This new web server addresses the drawbacks of HiSCF as it is easy to use with a web interface. Specifically, when compared with HiSCF, BioCAIV is preferred from several aspects. First, it can be easily accessed through internet without compiling sources codes. Second, unlike HiSCF that only supports triangle and rectangle motifs, it allows users to perform clustering analysis for any higher-order structures they are interested in. Last, we also provide the results of functional enrichment analysis, thus enabling users to refine identified modules that are functionally significant and should be experimentally verified for potential applications. In particular, there are several distinct advantages to using BioCAIV in comparison to other programs.

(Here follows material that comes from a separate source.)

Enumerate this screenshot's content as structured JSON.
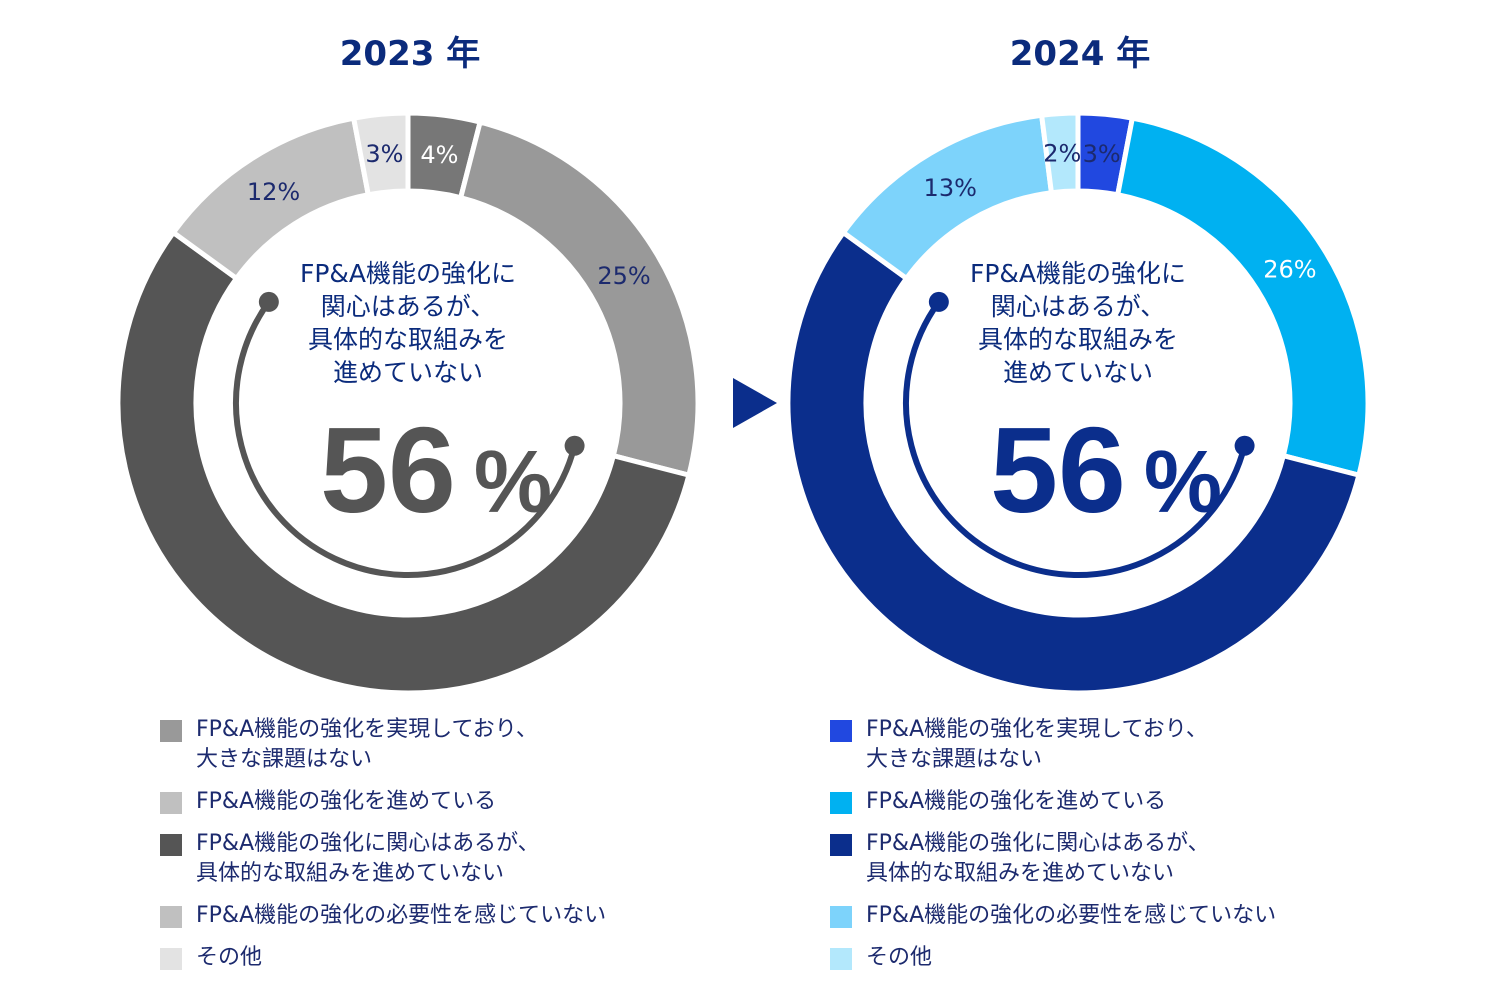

These advantages make BioCAIV a highly attractive tool for users in the field of bioinformatics, and they are listed as below.

  1. 1

    User-Friendly Accessibility: BioCAIV eliminates the need for users to possess specialized knowledge on compiling source code written in various programming languages. Unlike standalone programs like HiSCF, BioCAIV offers an accessible and hassle-free experience for researchers, regardless of their programming expertise.

  2. 2

    Seamless Computational Resources: Traditional standalone clustering software, like Cytoscape, often rely on the computational power of users’ local computers. In contrast, BioCAIV centralizes all necessary computational resources on its dedicated server. This approach ensures consistent and efficient performance, irrespective of the user’s hardware capabilities.

  3. 3

    Advanced Clustering Technique and User-Centric Features: BioCAIV distinguishes itself from existing online clustering tools in two significant ways. Firstly, it employs a state-of-the-art clustering algorithm, resulting in more accurate and insightful analyses. Secondly, it provides a range of user-friendly functions, including email notifications, functional enrichment analysis, and network visualization. These features enhance the overall usability and productivity of the platform.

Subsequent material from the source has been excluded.